„Eine
neue Farbe schaffen“
Gleich nach diesem Interview spielte die Französin Jennifer Cardini
ein furioses Set im Club Vauban (Brest, Festival Astropolis). Während
der Party gibt sie sich entfesselt, bei unserem Interview ist sie offen
und zuvorkommend. Die DJ-Frau mit dem mitreißenden Stil kommt
aus dem Umfeld der Pariser Clubs Pulp und Rex. Doch immer häufiger
hören wir sie auch in Berlin und Barcelona. Vor kurzem erschien
„Lust“, ihre dritte Mix-CD. Für die Label Crosstown
Rebels und Kill the DJ hat sie selbst Stücke produziert.
Aus welchem musikalischen Background kommst
Du?
Wie alle bin ich von der Musik meiner Eltern geprägt. Ich
bin '74 geboren: Das war also ziemlich 80er, die üblichen Sachen
aus den Hitparaden, das ganze Italo-Disco-Zeug, die Anfänge von
Electro, die französischen Hits aus dieser Zeit wie „Taxi
Girl“ oder „Boule de flipper“. Und alle Standards
wie „Fade to Grey“ und manche Depeche Mode-Stücke,
die mich mit dem Klang von Synthesizern vertraut gemacht haben. Danach
habe ich mich eher in Richtung von dunkleren Sachen orientiert, wie
The Cure, Alien Sex Fiend oder Joy Division. Nicht so viel Pink Floyd,
eher diese kühlere Seite.
Wann fingst Du an in Clubs zu gehen und
aufzulegen?
Ich war 16 oder 17 und lebte in meiner Heimatstadt Nizza. Ich
bin mit Freunden losgezogen. Das war mein erster Abend in einem Club.
Ein echter Schock. Es war genau wie heute: schwitzende, halbnackte Leute.

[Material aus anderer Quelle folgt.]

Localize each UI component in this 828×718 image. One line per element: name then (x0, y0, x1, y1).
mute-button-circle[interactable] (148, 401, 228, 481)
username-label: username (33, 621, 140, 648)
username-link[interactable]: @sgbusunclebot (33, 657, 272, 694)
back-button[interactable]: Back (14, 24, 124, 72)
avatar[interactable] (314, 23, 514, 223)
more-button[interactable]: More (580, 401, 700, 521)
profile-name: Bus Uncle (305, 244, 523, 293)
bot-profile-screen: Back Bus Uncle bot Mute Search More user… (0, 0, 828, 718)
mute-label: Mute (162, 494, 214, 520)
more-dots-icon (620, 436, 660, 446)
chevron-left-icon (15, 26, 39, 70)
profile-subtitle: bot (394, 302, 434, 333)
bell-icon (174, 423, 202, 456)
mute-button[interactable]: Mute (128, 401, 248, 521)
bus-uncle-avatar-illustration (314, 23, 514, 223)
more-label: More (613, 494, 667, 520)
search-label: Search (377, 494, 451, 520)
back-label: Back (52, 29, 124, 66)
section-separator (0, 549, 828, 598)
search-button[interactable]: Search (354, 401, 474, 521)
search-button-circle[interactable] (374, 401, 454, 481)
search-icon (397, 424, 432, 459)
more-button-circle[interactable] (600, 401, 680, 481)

Ich habe Videos von damals aus diesem Club gesehen: Es stellte sich
heraus, dass Laurent Garnier damals dort aufgelegt hat. Das blieb also
ziemlich im Stil von Detroit, nicht zu hart. Weil recht viele amerikanische
DJs wie Stacey Pullen, Kenny Larkin oder DJ Pierre in Südfrankreich
spielten, war unsere Musikkultur sehr von Detroit, Chicago und Acid
geprägt.
Bis zu diesem Abend im Club hatte ich mich schon für Musik interessiert,
ich verbrachte ja viel Zeit mit Musikhören. Aber im Gegensatz zu
vielen Freunden war ich keine Sammlerin. Die Neugierde wurde also wirklich
von der elektronischen Musik angefacht. Nach dieser Entdeckung fing
ich an, Platten zu kaufen. Seitdem pflege ich meine Musikkultur und
habe sie inzwischen zum Beispiel um Jazz und klassische Musik erweitert.
Wie würdest Du Deinen Musikstil beim
Auflegen definieren?
Das ist schwer zu sagen, weil ich alle Platten kaufe, die mir
gefallen. Ich könnte nicht drei Stunden Minimal Techno oder Electro
auflegen. Ich mag Abwechslung, wenn Stimmen da sind, wenn es schön
deep wird, wenn eine Atmosphäre entsteht. Ich will mich nicht auf
etwas festlegen lassen. Vor allem wenn ich drei Stunden spiele, muss
das lebendig sein, sich entwickeln, durch verschiedene Phasen gehen.
Kannst Du etwas zu Deinem Mix-Stil sagen?
Mir scheint zum Beispiel, Du machst gerne lange Übergänge...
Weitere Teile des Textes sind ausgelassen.